Hi everyone! I was hoping for some advice as a reapplicant. I applied EM last year but did not get any interviews. I think that my problems were: (1) having below average SLOEs and (2) never taking step 2 ck. I've decided to delay graduation to 2020 to do more away rotations and reapply next year. I've received multiple away offers, and I'm trying to decide how many to take vs. how much time to devote to getting letters of recommendation for applications in another specialty.
I can do aways basically June through September (for SLOEs) and on into next year if I so choose, but I'm not sure how beneficial that would be. My gut tells me to take a million aways just for the fun of traveling around the country doing EM rotations and improving my knowledge and skills. But I'm on private loans now and if I don't match next year, it could be difficult to repay these long term. Do I need a backup specialty for next cycle?
-Step 1: 250-260
-Step 2 cs: passed; ck: haven't taken - practice tests at 250
-Awards in MS1 and MS2 for academic performance
-Mediocre MS3
-No red flags other than as listed above
Thanks for your time - any advice you can provide is appreciated!

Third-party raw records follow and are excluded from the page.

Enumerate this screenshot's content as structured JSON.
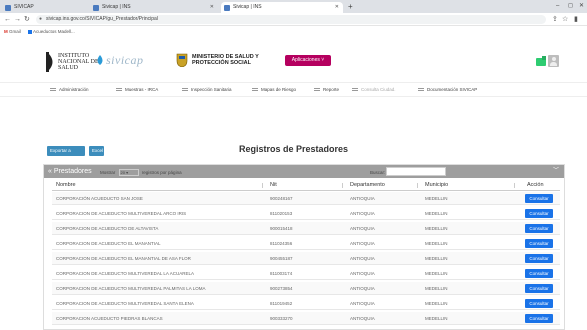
{
  "browser": {
    "tabs": [
      {
        "label": "SIVICAP",
        "color": "#4a7abf",
        "active": false
      },
      {
        "label": "Sivicap | INS",
        "color": "#4a7abf",
        "active": false
      },
      {
        "label": "Sivicap | INS",
        "color": "#4a7abf",
        "active": true
      }
    ],
    "url": "sivicap.ins.gov.co/SIVICAP/gu_Prestador/Principal",
    "bookmarks": [
      {
        "label": "Gmail",
        "color": "#d93025"
      },
      {
        "label": "Acueductos Madell...",
        "color": "#1a73e8"
      }
    ]
  },
  "header": {
    "ins_name": [
      "INSTITUTO",
      "NACIONAL DE",
      "SALUD"
    ],
    "sivicap": "sivicap",
    "ministry": [
      "MINISTERIO DE SALUD Y",
      "PROTECCIÓN SOCIAL"
    ],
    "apps_button": "Aplicaciones ˅",
    "accent": "#b5005f"
  },
  "nav": [
    {
      "label": "Administración"
    },
    {
      "label": "Muestras - IRCA"
    },
    {
      "label": "Inspección Sanitaria"
    },
    {
      "label": "Mapas de Riesgo"
    },
    {
      "label": "Reporte"
    },
    {
      "label": "Consulta Ciudad."
    },
    {
      "label": "Documentación SIVICAP"
    }
  ],
  "actions": {
    "export_excel": "Exportar a Excel",
    "other": "Excel"
  },
  "page_title": "Registros de Prestadores",
  "panel": {
    "title": "Prestadores",
    "length_prefix": "Mostrar",
    "length_value": "20",
    "length_suffix": "registros por página",
    "search_label": "Buscar:",
    "search_value": ""
  },
  "table": {
    "columns": [
      "Nombre",
      "Nit",
      "Departamento",
      "Municipio",
      "Acción"
    ],
    "rows": [
      {
        "nombre": "CORPORACIÓN ACUEDUCTO SAN JOSE",
        "nit": "900248167",
        "depto": "ANTIOQUIA",
        "mpio": "MEDELLIN",
        "accion": "Consultar"
      },
      {
        "nombre": "CORPORACION DE ACUEDUCTO MULTIVEREDAL ARCO IRIS",
        "nit": "811020153",
        "depto": "ANTIOQUIA",
        "mpio": "MEDELLIN",
        "accion": "Consultar"
      },
      {
        "nombre": "CORPORACION DE ACUEDUCTO DE ALTAVISTA",
        "nit": "900015418",
        "depto": "ANTIOQUIA",
        "mpio": "MEDELLIN",
        "accion": "Consultar"
      },
      {
        "nombre": "CORPORACION DE ACUEDUCTO EL MANANTIAL",
        "nit": "811024356",
        "depto": "ANTIOQUIA",
        "mpio": "MEDELLIN",
        "accion": "Consultar"
      },
      {
        "nombre": "CORPORACION DE ACUEDUCTO EL MANANTIAL DE ASA FLOR",
        "nit": "900455187",
        "depto": "ANTIOQUIA",
        "mpio": "MEDELLIN",
        "accion": "Consultar"
      },
      {
        "nombre": "CORPORACION DE ACUEDUCTO MULTIVEREDAL LA ACUARELA",
        "nit": "811003174",
        "depto": "ANTIOQUIA",
        "mpio": "MEDELLIN",
        "accion": "Consultar"
      },
      {
        "nombre": "CORPORACION DE ACUEDUCTO MULTIVEREDAL PALMITAS LA LOMA",
        "nit": "900273854",
        "depto": "ANTIOQUIA",
        "mpio": "MEDELLIN",
        "accion": "Consultar"
      },
      {
        "nombre": "CORPORACION DE ACUEDUCTO MULTIVEREDAL SANTA ELENA",
        "nit": "811019452",
        "depto": "ANTIOQUIA",
        "mpio": "MEDELLIN",
        "accion": "Consultar"
      },
      {
        "nombre": "CORPORACION ACUEDUCTO PIEDRAS BLANCAS",
        "nit": "900333270",
        "depto": "ANTIOQUIA",
        "mpio": "MEDELLIN",
        "accion": "Consultar"
      }
    ]
  }
}
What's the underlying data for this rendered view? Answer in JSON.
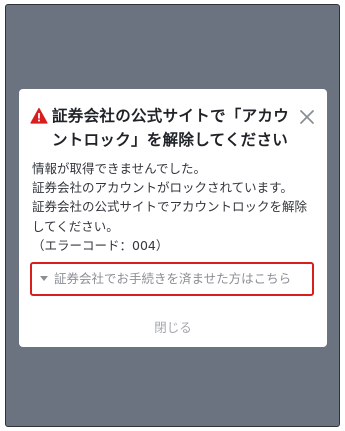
{
  "dialog": {
    "title": "証券会社の公式サイトで「アカウントロック」を解除してください",
    "icon": "warning-icon",
    "close_icon": "close-icon",
    "message_lines": [
      "情報が取得できませんでした。",
      "証券会社のアカウントがロックされています。",
      "証券会社の公式サイトでアカウントロックを解除",
      "してください。",
      "（エラーコード：004）"
    ],
    "detail_toggle_label": "証券会社でお手続きを済ませた方はこちら",
    "close_label": "閉じる"
  },
  "colors": {
    "overlay": "#6b7280",
    "warning": "#d81e1e",
    "highlight_border": "#d81e1e",
    "muted_text": "#8a8f96"
  }
}
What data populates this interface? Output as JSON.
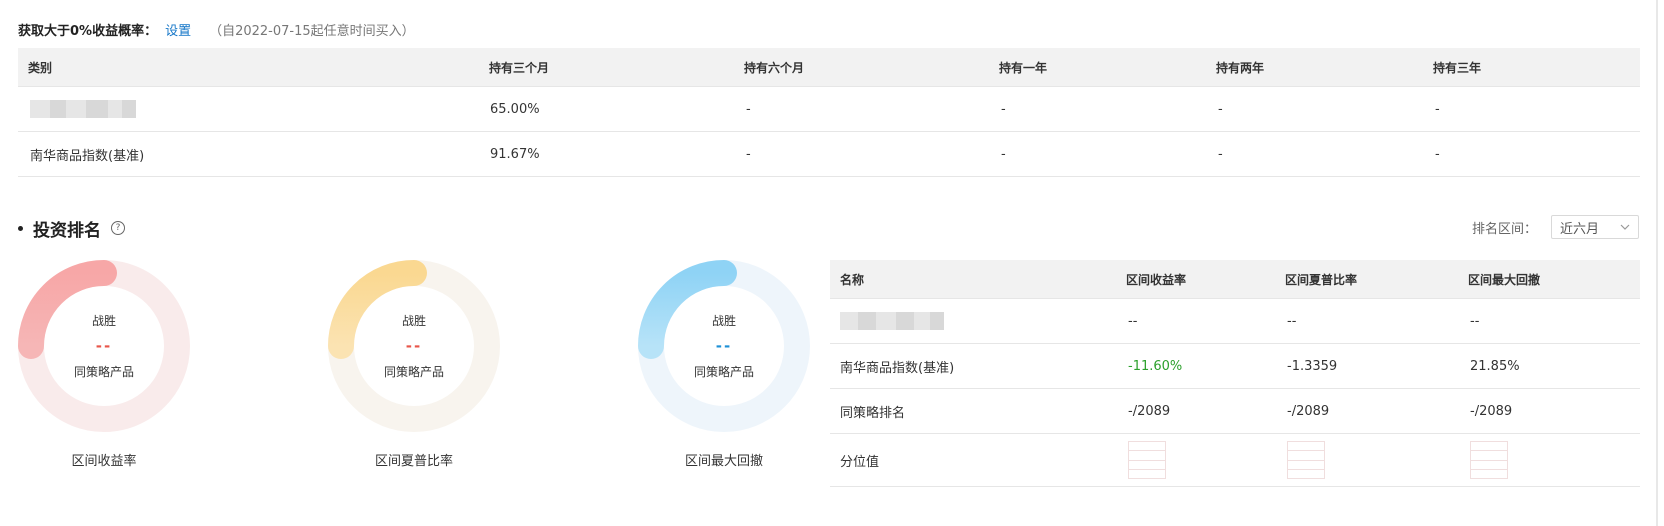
{
  "probability": {
    "label": "获取大于0%收益概率：",
    "link": "设置",
    "note": "（自2022-07-15起任意时间买入）"
  },
  "holding_table": {
    "headers": [
      "类别",
      "持有三个月",
      "持有六个月",
      "持有一年",
      "持有两年",
      "持有三年"
    ],
    "rows": [
      {
        "name": "",
        "values": [
          "65.00%",
          "-",
          "-",
          "-",
          "-"
        ]
      },
      {
        "name": "南华商品指数(基准)",
        "values": [
          "91.67%",
          "-",
          "-",
          "-",
          "-"
        ]
      }
    ]
  },
  "ranking": {
    "title": "投资排名",
    "range_label": "排名区间：",
    "range_value": "近六月"
  },
  "donuts": [
    {
      "win_label": "战胜",
      "value": "--",
      "peer_label": "同策略产品",
      "caption": "区间收益率",
      "value_color": "#e8564a",
      "ring_light": "#f9ebeb",
      "arc_start": "#f7a7a7",
      "arc_end": "#f6b6b6"
    },
    {
      "win_label": "战胜",
      "value": "--",
      "peer_label": "同策略产品",
      "caption": "区间夏普比率",
      "value_color": "#e8564a",
      "ring_light": "#f8f4ee",
      "arc_start": "#fad891",
      "arc_end": "#fbe3b2"
    },
    {
      "win_label": "战胜",
      "value": "--",
      "peer_label": "同策略产品",
      "caption": "区间最大回撤",
      "value_color": "#1e90d6",
      "ring_light": "#eef5fb",
      "arc_start": "#8fd3f5",
      "arc_end": "#b7e3f8"
    }
  ],
  "rank_table": {
    "headers": [
      "名称",
      "区间收益率",
      "区间夏普比率",
      "区间最大回撤"
    ],
    "rows": [
      {
        "name": "",
        "values": [
          "--",
          "--",
          "--"
        ]
      },
      {
        "name": "南华商品指数(基准)",
        "values": [
          "-11.60%",
          "-1.3359",
          "21.85%"
        ]
      },
      {
        "name": "同策略排名",
        "values": [
          "-/2089",
          "-/2089",
          "-/2089"
        ]
      },
      {
        "name": "分位值",
        "values": [
          "",
          "",
          ""
        ]
      }
    ]
  },
  "colors": {
    "link": "#1677c8",
    "negative": "#2ca02c",
    "header_bg": "#f2f2f2"
  }
}
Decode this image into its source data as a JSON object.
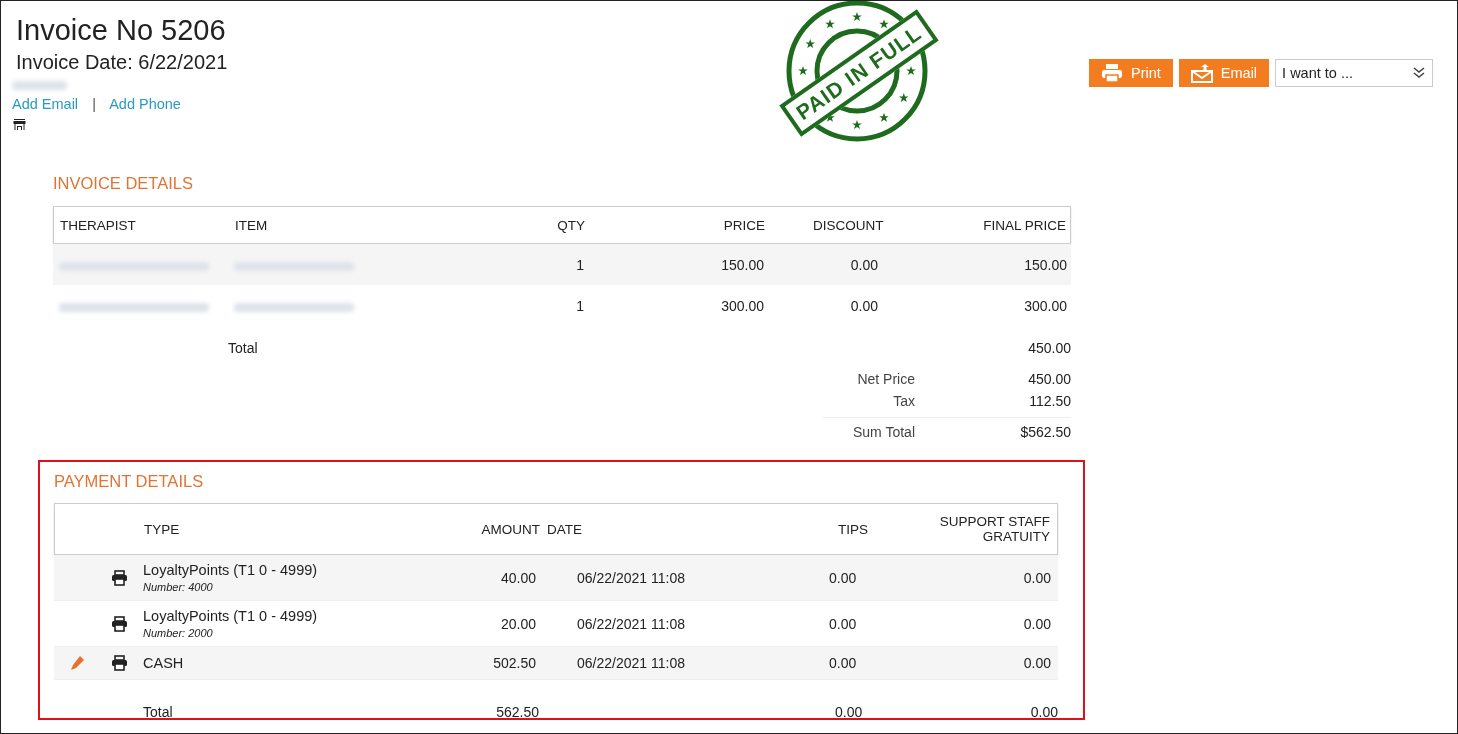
{
  "header": {
    "title": "Invoice No 5206",
    "date": "Invoice Date: 6/22/2021",
    "links": [
      "Add Email",
      "Add Phone"
    ],
    "separator": "|"
  },
  "stamp": {
    "text": "PAID IN FULL"
  },
  "actions": {
    "buttons": [
      {
        "label": "Print",
        "kind": "print"
      },
      {
        "label": "Email",
        "kind": "email"
      }
    ],
    "menu": {
      "placeholder": "I want to ..."
    }
  },
  "invoice_details": {
    "title": "INVOICE DETAILS",
    "columns": [
      "THERAPIST",
      "ITEM",
      "QTY",
      "PRICE",
      "DISCOUNT",
      "FINAL PRICE"
    ],
    "rows": [
      {
        "qty": "1",
        "price": "150.00",
        "discount": "0.00",
        "final_price": "150.00"
      },
      {
        "qty": "1",
        "price": "300.00",
        "discount": "0.00",
        "final_price": "300.00"
      }
    ],
    "total": {
      "label": "Total",
      "value": "450.00"
    },
    "summary": [
      {
        "label": "Net Price",
        "value": "450.00"
      },
      {
        "label": "Tax",
        "value": "112.50"
      },
      {
        "label": "Sum Total",
        "value": "$562.50"
      }
    ]
  },
  "payment_details": {
    "title": "PAYMENT DETAILS",
    "highlighted": true,
    "columns": [
      "TYPE",
      "AMOUNT",
      "DATE",
      "TIPS",
      "SUPPORT STAFF GRATUITY"
    ],
    "rows": [
      {
        "type": "LoyaltyPoints (T1 0 - 4999)",
        "note": "Number: 4000",
        "amount": "40.00",
        "date": "06/22/2021 11:08",
        "tips": "0.00",
        "gratuity": "0.00",
        "editable": false
      },
      {
        "type": "LoyaltyPoints (T1 0 - 4999)",
        "note": "Number: 2000",
        "amount": "20.00",
        "date": "06/22/2021 11:08",
        "tips": "0.00",
        "gratuity": "0.00",
        "editable": false
      },
      {
        "type": "CASH",
        "amount": "502.50",
        "date": "06/22/2021 11:08",
        "tips": "0.00",
        "gratuity": "0.00",
        "editable": true
      }
    ],
    "total": {
      "label": "Total",
      "amount": "562.50",
      "tips": "0.00",
      "gratuity": "0.00"
    }
  }
}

I'm confused, are you saying you still haven't passed Step 2CK yet? I mean I get not taking it by the time applications go live, but you should have taken it by now. That being said, it wasn't CK, I assure you. Programs don't avoid interviewing a candidate because they hadn't taken Step 2 yet. It was 100% your SLOEs. There's major red flags in there if you got zero interviews. That tells me you need to scrap all of them and start over and get all new SLOEs if you want a chance to match EM this year. The only way it wasn't the SLOEs is if there is another huge red flag you aren't mentioning (which you said there isn't). People who get one or sometimes two low 1/3 SLOEs still often get at least some interviews and still can match. So the fact that you got none tells me there is some really damning statements in last years SLOEs and possibly a DNR SLOE or two.
Before anything else, you need to get insight into what is going wrong. How did you get decent board scores and academic awards in M1-2, then get all mediocre grades in M3 and presumably terrible SLOEs. Whatever is going wrong with your clinical performance isn't a knowledge issue. You have to figure this out, first and foremost, and fix it. You need someone you've rotated with who maybe graded you poorly to give you as much brutally honest insight as possible. Is it a confidence thing? A personality thing? Inappropriate behavior? Too overbearing? Poor organization? You need to figure this part out, ASAP. The fact that you applied last year implies you did EM rotations last year, and those places chose not to interview you. To me, that would be a great place to start by asking for feedback about what it was that made you undesirable as an applicant.
Once you know what to work on, if you want to reapply EM, you'll need 2-3 new SLOEs. Since USUALLY people get interviews where they rotate, I'd make sure these are at some less competitive places. That way, they are going to give you your best shot at making an impression and matching.
As for a backup, yes you should have one. You never want to risk not matching a second year. This isn't a case where you got 15 interviews and didn't match. You had zero interviews. Your chances of matching EM typically go down as a re-applicant, and you were at 0% chance last year since you didn't have interviews. You absolutely need a backup plan.
All of this doesn't mean you can't match in EM. You actually could because I presume you had disasterous SLOEs in an otherwise good application. You have the opportunity to basically start completely over again and re-do a few AI rotations and get all new SLOEs. So the opportunity is there, its more learning from what went wrong by getting brutally honest feedback and insight, and trying to fix it. Because you have more than enough time to do 2-3 EM rotations, you should also have enough time to do 1-2 FP or IM rotations for a backup as well.